La paradoja es que, históricamente, el terror había sido despreciado por cierta crítica y relegado a un público juvenil o marginal. Hoy ocurre lo contrario: es el terreno donde se juega lo más interesante del cine actual. Ahí están Los pecadores, de Ryan Coogler, que mezcla vampiros con blues y memoria afroamericana; Longlegs, de Osgood Perkins, que revitaliza el terror independiente; o las propuestas de Ari Aster y Robert Eggers, convertidos en referentes autorales. Y en medio de ese panorama emerge Cregger, que con Weapons certifica que se puede hablar de duelo, adicciones o violencia social a través de un lenguaje perturbador y a la vez profundamente humano.
Resulta significativo que el propio director se resista a explicar de qué trata su película. Prefiere que el espectador la viva como un enigma, como si entrar a la sala fuese abrir un libro cuyas páginas están en blanco hasta que la historia cobra forma. Esa decisión va contra el marketing de la sobreexposición, de los tráilers que destripan cada giro argumental. Y, paradójicamente, ese misterio se ha convertido en una de sus armas más poderosas.
El trasfondo del éxito de Weapons es también un retrato generacional. Mientras el Hollywood tradicional sigue empeñado en revivir viejas franquicias, el terror se atreve a dialogar con miedos contemporáneos: la pérdida de los hijos, la violencia en las escuelas, la fragilidad emocional en un mundo saturado. Cregger lo hace mezclando referencias de Paul Thomas Anderson, Denis Villeneuve o incluso Kubrick, pero siempre con una mirada personal. Su película es tanto un mosaico coral como un exorcismo íntimo, un cine de género que se permite ser autoral.
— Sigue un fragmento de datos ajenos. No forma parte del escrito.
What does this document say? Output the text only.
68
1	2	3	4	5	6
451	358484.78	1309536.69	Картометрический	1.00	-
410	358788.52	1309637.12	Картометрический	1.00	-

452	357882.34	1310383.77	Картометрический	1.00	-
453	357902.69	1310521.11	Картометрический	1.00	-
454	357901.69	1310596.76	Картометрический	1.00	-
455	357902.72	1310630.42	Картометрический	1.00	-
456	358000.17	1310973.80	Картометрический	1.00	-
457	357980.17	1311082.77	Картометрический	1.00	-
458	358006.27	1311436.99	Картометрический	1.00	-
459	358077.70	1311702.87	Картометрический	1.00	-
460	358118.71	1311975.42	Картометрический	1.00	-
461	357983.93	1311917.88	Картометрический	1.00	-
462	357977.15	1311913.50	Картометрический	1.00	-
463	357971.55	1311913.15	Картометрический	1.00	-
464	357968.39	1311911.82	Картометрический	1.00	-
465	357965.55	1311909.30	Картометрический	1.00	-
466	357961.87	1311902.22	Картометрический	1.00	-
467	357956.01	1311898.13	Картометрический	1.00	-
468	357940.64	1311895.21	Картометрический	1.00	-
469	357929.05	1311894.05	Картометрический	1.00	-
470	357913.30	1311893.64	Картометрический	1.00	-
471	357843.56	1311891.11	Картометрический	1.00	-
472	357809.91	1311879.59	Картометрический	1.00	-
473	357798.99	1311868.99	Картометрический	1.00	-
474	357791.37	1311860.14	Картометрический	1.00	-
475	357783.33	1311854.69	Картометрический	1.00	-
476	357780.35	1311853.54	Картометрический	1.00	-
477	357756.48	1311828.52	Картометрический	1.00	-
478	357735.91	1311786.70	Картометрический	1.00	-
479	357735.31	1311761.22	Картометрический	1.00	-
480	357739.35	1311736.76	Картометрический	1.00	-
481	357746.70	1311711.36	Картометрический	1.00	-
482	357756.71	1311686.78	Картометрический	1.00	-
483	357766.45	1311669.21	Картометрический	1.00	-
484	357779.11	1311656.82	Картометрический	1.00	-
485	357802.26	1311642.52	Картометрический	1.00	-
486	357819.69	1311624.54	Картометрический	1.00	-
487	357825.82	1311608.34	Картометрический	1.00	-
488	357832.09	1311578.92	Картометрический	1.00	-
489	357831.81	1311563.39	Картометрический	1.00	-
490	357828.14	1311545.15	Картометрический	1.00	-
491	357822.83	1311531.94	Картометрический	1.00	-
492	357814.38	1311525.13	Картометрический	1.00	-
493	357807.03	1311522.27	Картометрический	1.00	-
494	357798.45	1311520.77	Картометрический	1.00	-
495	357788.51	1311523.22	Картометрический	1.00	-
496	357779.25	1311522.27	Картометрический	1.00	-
Este fenómeno obliga a una reflexión más amplia: ¿por qué el terror se ha convertido en el refugio de la innovación? Quizá porque es barato de producir, porque admite lo simbólico y lo metafórico sin necesidad de justificarse, porque el miedo es universal y no entiende de fronteras culturales. O quizá, sencillamente, porque es el único género que sigue recordándonos que el cine es, ante todo, emoción compartida, esa mezcla de risa nerviosa y grito contenido en una sala oscura.
Mientras Warner ya explora precuelas y Cregger prepara su salto a la saga Resident Evil, la pregunta no es si esta cinta marcará tendencia, sino cuánto tiempo tardará la industria en comprender que el futuro no está en repetir fórmulas agotadas, sino en escuchar el pulso del público. Y ese pulso, hoy, late en clave de terror.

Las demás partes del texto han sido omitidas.